Sunday, October 09, 2005

Sucide -- again

THE TAIPEI TIMES offered a feature article on suicide in Taiwan, the ninth leading cause of death here. I've blogged on this topic before, but working with young people who take things rather more dramatically than they should, I worry constantly about possible suicides. The Taipei Times writes:

Suicide has been one of the top-10 causes of death in Taiwan for the past nine years. Over the past 10 years, the nation's suicide rate has increased from seven out of every 10,000 persons to 15.3 out of every 10,000 persons. While once the largest age bracket was those between 45 and 64, it's now those between 25 and 44. For people between ages 15 and 24, suicide is the second leading cause of death.

Last year, a reported 3,468 people took their own life, or one every two-and-a-half hours.

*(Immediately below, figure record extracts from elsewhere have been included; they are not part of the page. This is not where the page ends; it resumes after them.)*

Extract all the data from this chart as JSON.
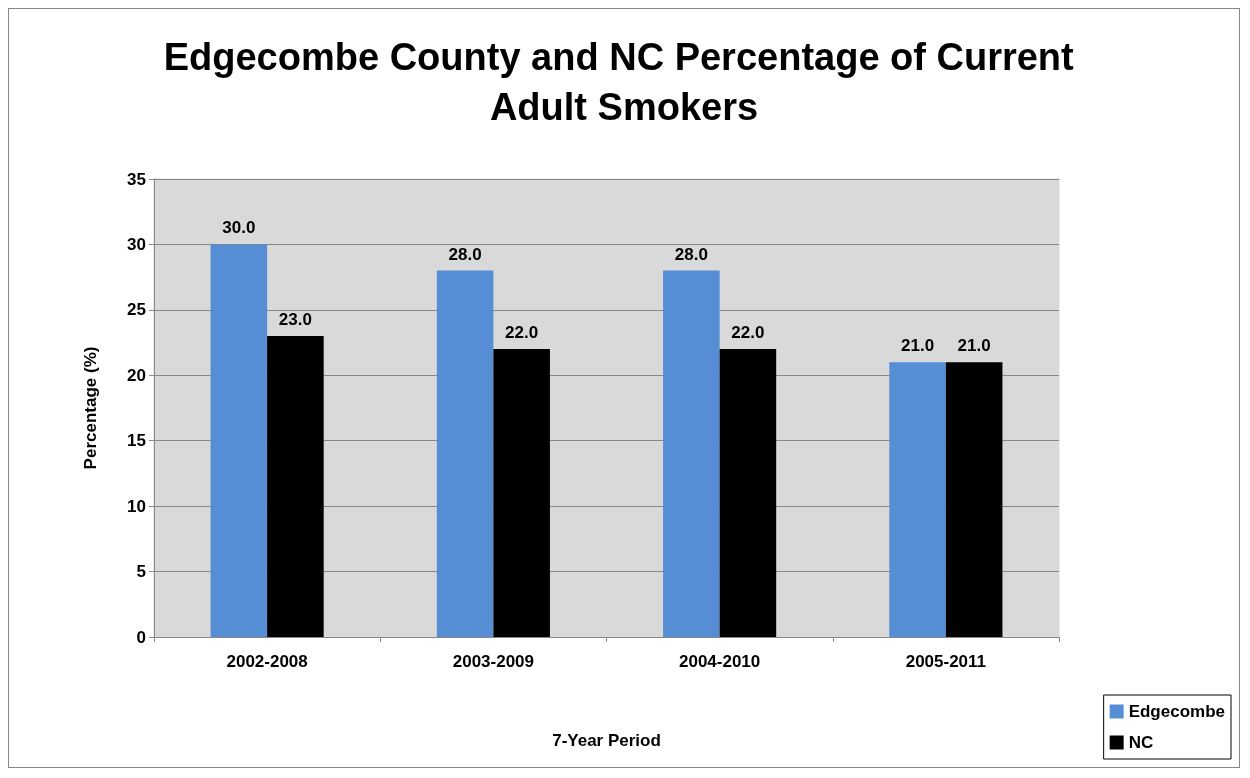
{
  "chart_data": {
    "type": "bar",
    "title": "Edgecombe County and NC Percentage of Current Adult Smokers",
    "xlabel": "7-Year Period",
    "ylabel": "Percentage (%)",
    "categories": [
      "2002-2008",
      "2003-2009",
      "2004-2010",
      "2005-2011"
    ],
    "series": [
      {
        "name": "Edgecombe",
        "color": "#558ed5",
        "values": [
          30,
          28,
          28,
          21
        ],
        "value_labels": [
          "30.0",
          "28.0",
          "28.0",
          "21.0"
        ]
      },
      {
        "name": "NC",
        "color": "#000000",
        "values": [
          23,
          22,
          22,
          21
        ],
        "value_labels": [
          "23.0",
          "22.0",
          "22.0",
          "21.0"
        ]
      }
    ],
    "ylim": [
      0,
      35
    ],
    "yticks": [
      0,
      5,
      10,
      15,
      20,
      25,
      30,
      35
    ],
    "grid": "y",
    "legend": "bottom right"
  }
}
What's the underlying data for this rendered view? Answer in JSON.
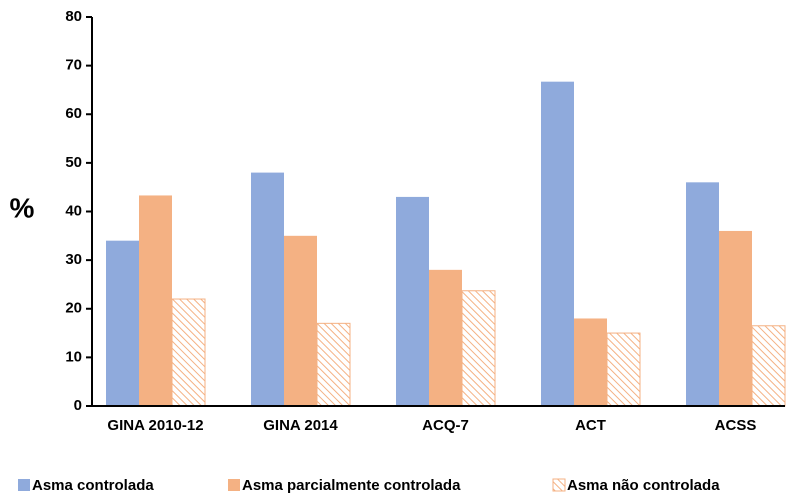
{
  "chart_data": {
    "type": "bar",
    "y_label": "%",
    "categories": [
      "GINA 2010-12",
      "GINA 2014",
      "ACQ-7",
      "ACT",
      "ACSS"
    ],
    "series": [
      {
        "name": "Asma controlada",
        "color": "#8faadc",
        "values": [
          34,
          48,
          43,
          66.7,
          46
        ]
      },
      {
        "name": "Asma parcialmente controlada",
        "color": "#f4b183",
        "values": [
          43.3,
          35,
          28,
          18,
          36
        ]
      },
      {
        "name": "Asma não  controlada",
        "color": "#f4b183",
        "hatched": true,
        "values": [
          22,
          17,
          23.7,
          15,
          16.5
        ]
      }
    ],
    "ylim": [
      0,
      80
    ],
    "yticks": [
      0,
      10,
      20,
      30,
      40,
      50,
      60,
      70,
      80
    ],
    "grid": false
  }
}
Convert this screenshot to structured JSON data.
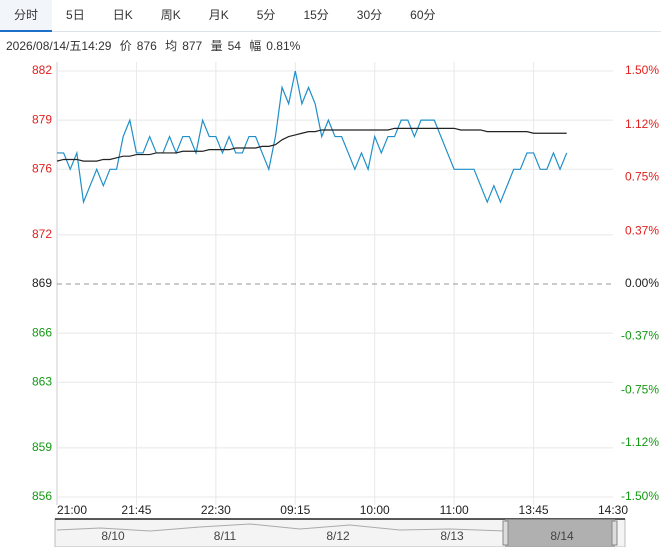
{
  "tabs": [
    "分时",
    "5日",
    "日K",
    "周K",
    "月K",
    "5分",
    "15分",
    "30分",
    "60分"
  ],
  "info": {
    "datetime": "2026/08/14/五14:29",
    "price_label": "价",
    "price": 876,
    "avg_label": "均",
    "avg": 877,
    "volume_label": "量",
    "volume": 54,
    "range_label": "幅",
    "range": "0.81%"
  },
  "chart_data": {
    "type": "line",
    "categories": [
      "21:00",
      null,
      null,
      null,
      null,
      null,
      null,
      null,
      null,
      null,
      null,
      null,
      "21:45",
      null,
      null,
      null,
      null,
      null,
      null,
      null,
      null,
      null,
      null,
      null,
      "22:30",
      null,
      null,
      null,
      null,
      null,
      null,
      null,
      null,
      null,
      null,
      null,
      "09:15",
      null,
      null,
      null,
      null,
      null,
      null,
      null,
      null,
      null,
      null,
      null,
      "10:00",
      null,
      null,
      null,
      null,
      null,
      null,
      null,
      null,
      null,
      null,
      null,
      "11:00",
      null,
      null,
      null,
      null,
      null,
      null,
      null,
      null,
      null,
      null,
      null,
      "13:45",
      null,
      null,
      null,
      null,
      null,
      null,
      null,
      null,
      null,
      null,
      null,
      "14:30"
    ],
    "series": [
      {
        "color": "#1e8fc8",
        "values": [
          877,
          877,
          876,
          877,
          874,
          875,
          876,
          875,
          876,
          876,
          878,
          879,
          877,
          877,
          878,
          877,
          877,
          878,
          877,
          878,
          878,
          877,
          879,
          878,
          878,
          877,
          878,
          877,
          877,
          878,
          878,
          877,
          876,
          878,
          881,
          880,
          882,
          880,
          881,
          880,
          878,
          879,
          878,
          878,
          877,
          876,
          877,
          876,
          878,
          877,
          878,
          878,
          879,
          879,
          878,
          879,
          879,
          879,
          878,
          877,
          876,
          876,
          876,
          876,
          875,
          874,
          875,
          874,
          875,
          876,
          876,
          877,
          877,
          876,
          876,
          877,
          876,
          877,
          null,
          null,
          null,
          null,
          null,
          null,
          null
        ]
      },
      {
        "color": "#222222",
        "values": [
          876.5,
          876.6,
          876.6,
          876.6,
          876.5,
          876.5,
          876.5,
          876.6,
          876.6,
          876.7,
          876.8,
          876.8,
          876.9,
          876.9,
          876.9,
          877.0,
          877.0,
          877.0,
          877.0,
          877.1,
          877.1,
          877.1,
          877.1,
          877.2,
          877.2,
          877.2,
          877.2,
          877.3,
          877.3,
          877.3,
          877.3,
          877.4,
          877.4,
          877.5,
          877.8,
          878.0,
          878.1,
          878.2,
          878.3,
          878.3,
          878.4,
          878.4,
          878.4,
          878.4,
          878.4,
          878.4,
          878.4,
          878.4,
          878.4,
          878.4,
          878.4,
          878.5,
          878.5,
          878.5,
          878.5,
          878.5,
          878.5,
          878.5,
          878.5,
          878.5,
          878.5,
          878.4,
          878.4,
          878.4,
          878.4,
          878.3,
          878.3,
          878.3,
          878.3,
          878.3,
          878.3,
          878.3,
          878.2,
          878.2,
          878.2,
          878.2,
          878.2,
          878.2,
          null,
          null,
          null,
          null,
          null,
          null,
          null
        ]
      }
    ],
    "ylim": [
      856,
      882
    ],
    "yticks": [
      856,
      859,
      863,
      866,
      869,
      872,
      876,
      879,
      882
    ],
    "y2lim": [
      -1.5,
      1.5
    ],
    "y2ticks": [
      {
        "value": -1.5,
        "label": "-1.50%"
      },
      {
        "value": -1.12,
        "label": "-1.12%"
      },
      {
        "value": -0.75,
        "label": "-0.75%"
      },
      {
        "value": -0.37,
        "label": "-0.37%"
      },
      {
        "value": 0,
        "label": "0.00%"
      },
      {
        "value": 0.37,
        "label": "0.37%"
      },
      {
        "value": 0.75,
        "label": "0.75%"
      },
      {
        "value": 1.12,
        "label": "1.12%"
      },
      {
        "value": 1.5,
        "label": "1.50%"
      }
    ],
    "reference": 869,
    "up_color": "#e0201e",
    "down_color": "#139a13",
    "grid": true
  },
  "navigator": {
    "dates": [
      "8/10",
      "8/11",
      "8/12",
      "8/13",
      "8/14"
    ]
  }
}
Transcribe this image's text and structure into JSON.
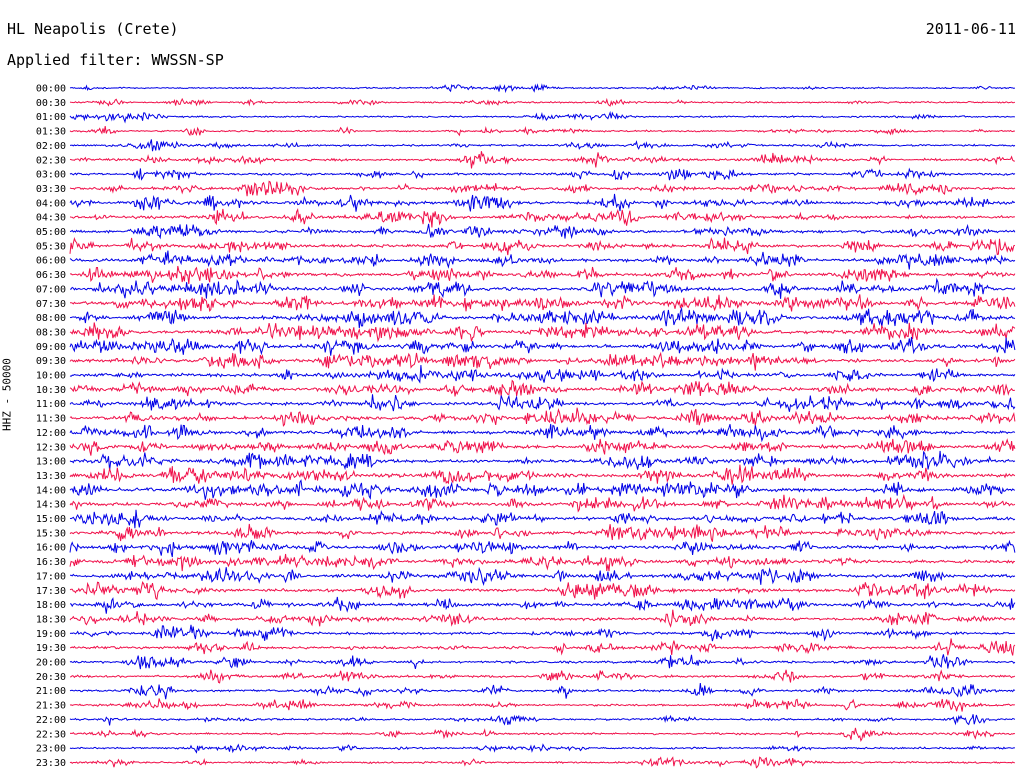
{
  "header": {
    "title": "HL Neapolis (Crete)",
    "filter": "Applied filter: WWSSN-SP",
    "date": "2011-06-11"
  },
  "chart_data": {
    "type": "line",
    "ylabel": "HHZ - 50000",
    "row_labels": [
      "00:00",
      "00:30",
      "01:00",
      "01:30",
      "02:00",
      "02:30",
      "03:00",
      "03:30",
      "04:00",
      "04:30",
      "05:00",
      "05:30",
      "06:00",
      "06:30",
      "07:00",
      "07:30",
      "08:00",
      "08:30",
      "09:00",
      "09:30",
      "10:00",
      "10:30",
      "11:00",
      "11:30",
      "12:00",
      "12:30",
      "13:00",
      "13:30",
      "14:00",
      "14:30",
      "15:00",
      "15:30",
      "16:00",
      "16:30",
      "17:00",
      "17:30",
      "18:00",
      "18:30",
      "19:00",
      "19:30",
      "20:00",
      "20:30",
      "21:00",
      "21:30",
      "22:00",
      "22:30",
      "23:00",
      "23:30"
    ],
    "series_colors": [
      "#0000e6",
      "#f0104a"
    ],
    "activity_levels": [
      0.15,
      0.2,
      0.2,
      0.25,
      0.3,
      0.45,
      0.55,
      0.6,
      0.7,
      0.75,
      0.75,
      0.8,
      0.85,
      0.9,
      0.9,
      0.9,
      0.95,
      0.95,
      0.9,
      0.85,
      0.9,
      0.9,
      0.9,
      0.85,
      0.85,
      0.85,
      0.9,
      0.9,
      0.95,
      0.9,
      0.9,
      0.85,
      0.9,
      0.9,
      0.85,
      0.8,
      0.7,
      0.6,
      0.55,
      0.55,
      0.5,
      0.5,
      0.45,
      0.4,
      0.3,
      0.3,
      0.25,
      0.25
    ]
  }
}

Authorities point out, however, that suicide rates are thought to be underestimated by 20 percent to 25 percent among the elderly and 6 percent to 12 percent among other age groups, with many likely suicides wrongly reported as accidents or where the cause of death was listed as "unknown."

Medical professionals worry that suicide is becoming more ritualized, a phenomenon they attribute to the sensationalized coverage of suicide in the media. In 1998, when a woman in Hong Kong killed herself by sealing her apartment with tape and burning charcoal until she died of asphyxiation, it became one of the top-three methods used by those attempting to kill themselves.

Scary. The article discussed a major social problem -- the media frenzy around suicide, and how it leads to spikes in the suicide rate.